# HERTZ MILLE MLK 165 COMPONENT 6.5 SPEAKER



## angelok9 (Mar 31, 2011)

Seens to be a good deal - price and free shipping
FREE SHIP NEW HERTZ MILLE MLK 165 COMPONENT 6.5 SPEAKER | eBay


----------



## chithead (Mar 19, 2008)

Is this legit?


----------



## angelok9 (Mar 31, 2011)

It seems to be. I dont know i was checking some feedback from other buyers.


----------



## angelok9 (Mar 31, 2011)

I tried to ask a few people that already bought from the seller this component. Anyways I already bought one so I have to wait and see. But i think its gonna take awhile to get to me.


----------



## trabadoor22 (Jul 11, 2009)

You have to be careful not to get counterfeit products especially from overseas. I personally wouldn't take the chance.


----------



## trojan fan (Nov 4, 2007)

angelok9 said:


> Seens to be a good deal - price and free shipping
> FREE SHIP NEW HERTZ MILLE MLK 165 COMPONENT 6.5 SPEAKER | eBay




Stay away, smells like fraud


----------



## omar_uh (Mar 29, 2009)

Better to avoid such ebay prices. They might not be counterfeit, but they might be Stock B / failed at Quality Control. I know a seller from Malaysia selling them for 300$, personally trust him, he told me about the quality control issues.


----------



## Bboy74 (May 15, 2011)

angelok9 said:


> I tried to ask a few people that already bought from the seller this component. Anyways I already bought one so I have to wait and see. But i think its gonna take awhile to get to me.

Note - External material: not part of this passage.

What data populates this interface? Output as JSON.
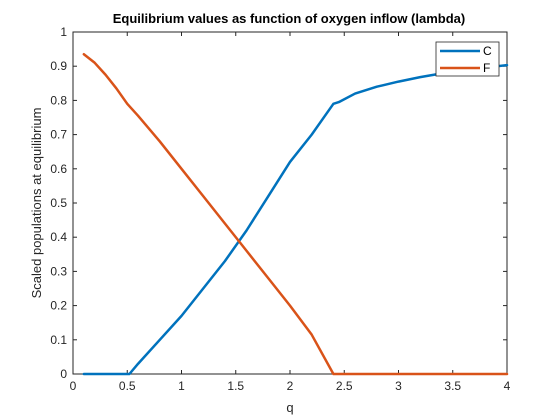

Hey angelok9, how did the components turn out? Were they ok?

Very interested as I have just purchased from this buyer too, eagerly awaiting delivery!!

Thanks

B


----------



## angelok9 (Mar 31, 2011)

Bboy74 said:


> Hey angelok9, how did the components turn out? Were they ok?
> 
> Very interested as I have just purchased from this buyer too, eagerly awaiting delivery!!
> 
> ...



Hello Bboy74. I havent received yet man. Shipping to Brazil takes quite some time 

This is my tracking number: CP115014692MY

Anyways sir, I am pretty ansious and lets hope we have done a great deal. Let me know if yours arrive sooner than mine .
I think you might get it first, if you are in US. US post office is much better than here in my opinion.

Anyways, Good luck. Besides your luck is mine as well! 

Have a great week.


----------



## Bboy74 (May 15, 2011)

Hello angelok9! I am in the UK, will let you know as soon as I get them! If there is any fishiness I will contact the supplier and the manufacturer to try and resolve this !

Good luck to you too my SQ brother!!

I do hope we did the right thing!!

B


----------



## angelok9 (Mar 31, 2011)

All right! Sorry about writing about the wrong place. I didnt see the place you were from. Anyways, All the time I ordered from UK i got a pretty fast service. So I am pretty sure its not hard to top Brazil on that =p. I am pretty sure you will get it first. Let me know once you get it sir! I am as worried as excited. I am pretty sure you are too. If you want i will send you throught PM my MSN messenger so we can keep in touch and comunicating about this!
Wish you the best sir!


----------



## Bboy74 (May 15, 2011)

Hi all,

I would not recommend looking into buying these speakers in such an offer, I unfortunately have purchase only to find them fake/used and not the real deal, please take my advice and stay away from these offers, use a main dealer or reputable seller.



B


----------



## martyanov (Jul 23, 2010)

Caution! Now a lot of Chinese fakes.


----------



## Noobdelux (Oct 20, 2011)

how did this work out?


----------



## Bboy74 (May 15, 2011)

Hi

Luckily I paid via PayPal and got my money back, PHEW!!

Beware of fakes!!


----------